Comme indiqué, ces cinq sens ne sont pas suffisamment précis pour expliquer ce qu’il perçoit. Il a besoin d’utiliser un « sixième » sens. Il ne s’agit pas de l’intuition ou d’un don de clairvoyance mais plutôt d’un élément qui va permettre d’amplifier les réactions fournies par le corps. C’est ainsi que depuis toujours (les plus anciennes traces remontent aux plus anciennes découvertes), l’homme a utilisé des pendules ou autres baguettes dites de sourcier. Voici une liste, non exhaustive, des différents moyens de détection utilisés par les radiesthésistes.


Le pendule



Les plus vieux pendules se retrouvent dans les tombeaux égyptiens. La définition du pendule est très simple. Il s’agit d’un poids (entre 20 et 40 grammes) tenu au bout d’une corde. Ce poids léger va « réagir » aux minuscules mouvements de notre corps. Il va marquer une orientation (à gauche ou à droite) que le radiesthésiste va interpréter.


Peu importe la nature du poids : une pierre, une bague, un pendule acheté dans le commerce, fait main… et peu importe la nature de la chaine : en or, en argent ou un simple fil de pêche.
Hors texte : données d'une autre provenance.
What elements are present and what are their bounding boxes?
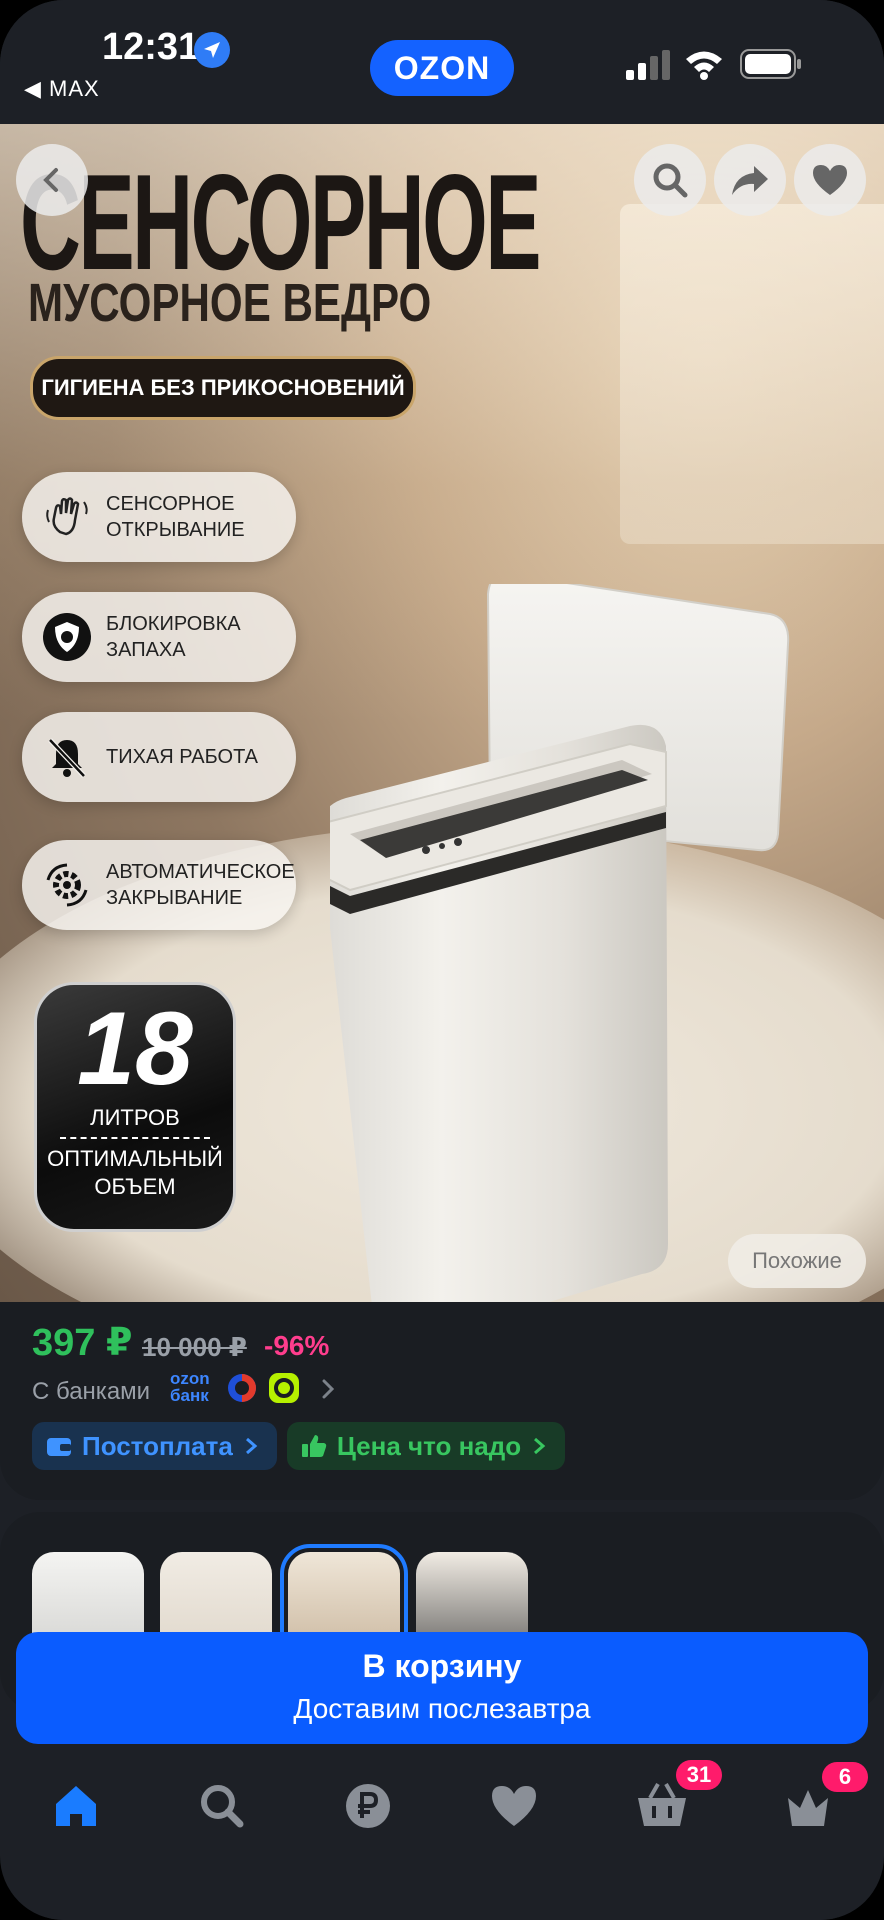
cart-count-badge: 31 [676,1760,722,1790]
shield-virus-icon [43,613,91,661]
chip-label: Постоплата [82,1430,233,1461]
ozon-bank-logo: ozon банк [170,1369,210,1405]
phone-screen: 12:31 ◀ MAX OZON СЕНСОРНОЕ МУСОРНОЕ ВЕДР… [0,0,884,1920]
ozon-logo: OZON [370,40,514,96]
feature-label: ЗАКРЫВАНИЕ [106,887,243,909]
feature-label: АВТОМАТИЧЕСКОЕ [106,861,295,883]
wallet-icon [47,1438,71,1456]
back-button[interactable] [16,144,88,216]
search-icon[interactable] [192,1776,252,1836]
promo-chips: Постоплата Цена что надо [32,1422,566,1470]
similar-products-button[interactable]: Похожие [728,1234,866,1288]
chevron-left-icon [43,168,58,192]
chevron-right-icon[interactable] [318,1378,338,1400]
feature-label: БЛОКИРОВКА [106,613,241,635]
bottom-tab-bar: 31 6 [0,1760,884,1872]
home-icon[interactable] [46,1776,106,1836]
hand-wave-icon [46,497,88,536]
discount-badge: -96% [264,1330,330,1361]
share-arrow-icon [732,166,768,195]
feature-label: ТИХАЯ РАБОТА [106,746,258,768]
feature-touch-open: СЕНСОРНОЕ ОТКРЫВАНИЕ [22,472,296,562]
auto-gear-icon [46,863,88,907]
current-price: 397 ₽ [32,1322,133,1364]
favorite-button[interactable] [794,144,866,216]
price-card: 397 ₽ 10 000 ₽ -96% С банками ozon банк … [0,1302,884,1500]
feature-auto-close: АВТОМАТИЧЕСКОЕ ЗАКРЫВАНИЕ [22,840,296,930]
banks-label[interactable]: С банками [32,1378,150,1406]
tagline-pill: ГИГИЕНА БЕЗ ПРИКОСНОВЕНИЙ [30,356,416,420]
feature-label: СЕНСОРНОЕ [106,493,235,515]
wifi-icon [686,51,722,80]
volume-desc: ОБЪЕМ [94,1174,176,1199]
battery-icon [740,49,801,79]
ruble-finance-icon[interactable] [338,1776,398,1836]
feature-silent: ТИХАЯ РАБОТА [22,712,296,802]
chevron-right-icon [245,1437,258,1455]
thumbs-up-icon [301,1435,327,1457]
feature-odor-block: БЛОКИРОВКА ЗАПАХА [22,592,296,682]
postpay-chip[interactable]: Постоплата [32,1422,277,1470]
volume-badge: 18 ЛИТРОВ ОПТИМАЛЬНЫЙ ОБЪЕМ [34,982,236,1232]
old-price: 10 000 ₽ [142,1332,247,1362]
add-to-cart-button[interactable]: В корзину Доставим послезавтра [16,1632,868,1744]
cart-button-label: В корзину [362,1648,522,1684]
fair-price-chip[interactable]: Цена что надо [286,1422,566,1470]
orders-count-badge: 6 [822,1762,868,1792]
feature-label: ЗАПАХА [106,639,186,661]
status-bar: 12:31 ◀ MAX OZON [0,0,884,124]
delivery-label: Доставим послезавтра [293,1693,591,1724]
cellular-signal-icon [626,50,670,80]
image-title: СЕНСОРНОЕ [20,146,542,298]
bank-logo-icon [228,1374,256,1402]
feature-label: ОТКРЫВАНИЕ [106,519,245,541]
heart-icon [813,165,847,195]
trash-bin-illustration [330,584,790,1302]
image-subtitle: МУСОРНОЕ ВЕДРО [28,273,432,333]
heart-icon[interactable] [484,1776,544,1836]
share-button[interactable] [714,144,786,216]
volume-number: 18 [77,991,193,1107]
volume-desc: ОПТИМАЛЬНЫЙ [47,1146,223,1171]
search-button[interactable] [634,144,706,216]
bell-off-icon [48,738,86,778]
bank-logo-icon [269,1373,299,1403]
chevron-right-icon [534,1437,546,1455]
volume-unit: ЛИТРОВ [90,1105,180,1130]
search-icon [653,163,688,198]
location-arrow-icon [194,32,230,68]
home-indicator-area [0,1892,884,1920]
product-image[interactable]: СЕНСОРНОЕ МУСОРНОЕ ВЕДРО ГИГИЕНА БЕЗ ПРИ… [0,124,884,1302]
clock: 12:31 [102,26,200,68]
chip-label: Цена что надо [336,1430,522,1461]
back-to-app-link[interactable]: ◀ MAX [24,76,100,102]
Ce qui compte c’est que le poids soit suspendu par un lien qui va venir « amplifier » les réactions du corps humain qui est à la recherche (récepteur) d’une information provenant d’un objet ou d’une personne qui se trouve dans son champ de vision ou à des centaines de kilomètres.


Les baguettes de sourcier



On l’appelle indifféremment la baguette de sourcier ou la baguette de coudrier, fabriquée à partir d’un arbre, souvent à partir du coudrier (d’où son nom) qui est le noisetier utilisé pour ses qualités de résistance à la pression. Il s’agit d’une fourche dont les deux branches ont la même longueur. Elle porte également le nom de Furcelle et se tient dans les paumes des deux mains. La particularité est que les paumes sont dirigées vers le haut. Au contact de l’eau (leur utilisation est principalement pour cette recherche), elles vont se mettre à « sauter », c’est-à-dire à descendre ou monter de manière assez violente. Cela est du au fait que l’on doit exercer une pression sur les branches créant un équilibre instable.


Les baguettes en L


Plus moderne, la baguette en L dispose d’un champ d’intervention à l’image du pendule. Tenu entre chaque main, elles vont permettre de découvrir l’eau (sourcier) mais également les différents éléments pathogènes de la maison que recherche le géobiologue ou peut être utilisé pour quantifier, compter en faisant tourner la baguette.


L’antenne de Lécher



Considérée comme la « baguette de sourcier du XXIe siècle », l’Antenne de Lécher va réagir en fonction d’une longueur d’onde spécifique. Elle est à l’image des branches du noisetier utilisé par le sourcier et va réagir en fonction de la longueur d’ondes recherché. C’est ainsi qu’elle dispose d’une réglette qui se positionne sur l’objet recherché.


Qu’est-ce qu’un moyen de détection efficace ?


Nous avons vu dans cet article les principaux moyens de détection utilisés par les le radiesthésiste que sont le pendule, les baguettes et l’Antenne de Lécher. Il en existe d’autres comme le Lobbe Hartmann, le bio-tensor, ou un simple cintre.


Tous ces moyens de détection sont aussi efficaces les uns que les autres. Ils servent tous d’amplificateur entre ce que notre corps perçoit dans son action de réception et la manière de l’exprimer (à travers l’ustensile). Ils sont tous aussi efficaces mais ils ne sont pas tous aussi facile d’utilisation en fonction de la recherche que l’on effectue. Un moyen de détection efficace est donc n’importe quel instrument mais celui ou ceux que l’on va utiliser correspondent à nos affinités avec lui et/ou les différentes recherches. Un pendule en extérieur avec du grand vent sera inefficace. Les baguettes en L pour compter seront plus rapides… C’est davantage vos ressentis et expériences qui doivent prévaloir en radiesthésie pour juger non pas de l’efficacité de la praticité. Lors des formations à la radiesthésie au Centre de l’Ermitage, en plus de partir avec un pendule et des baguettes fabriquées maison, on apprend l’usage de ces différents ustensiles.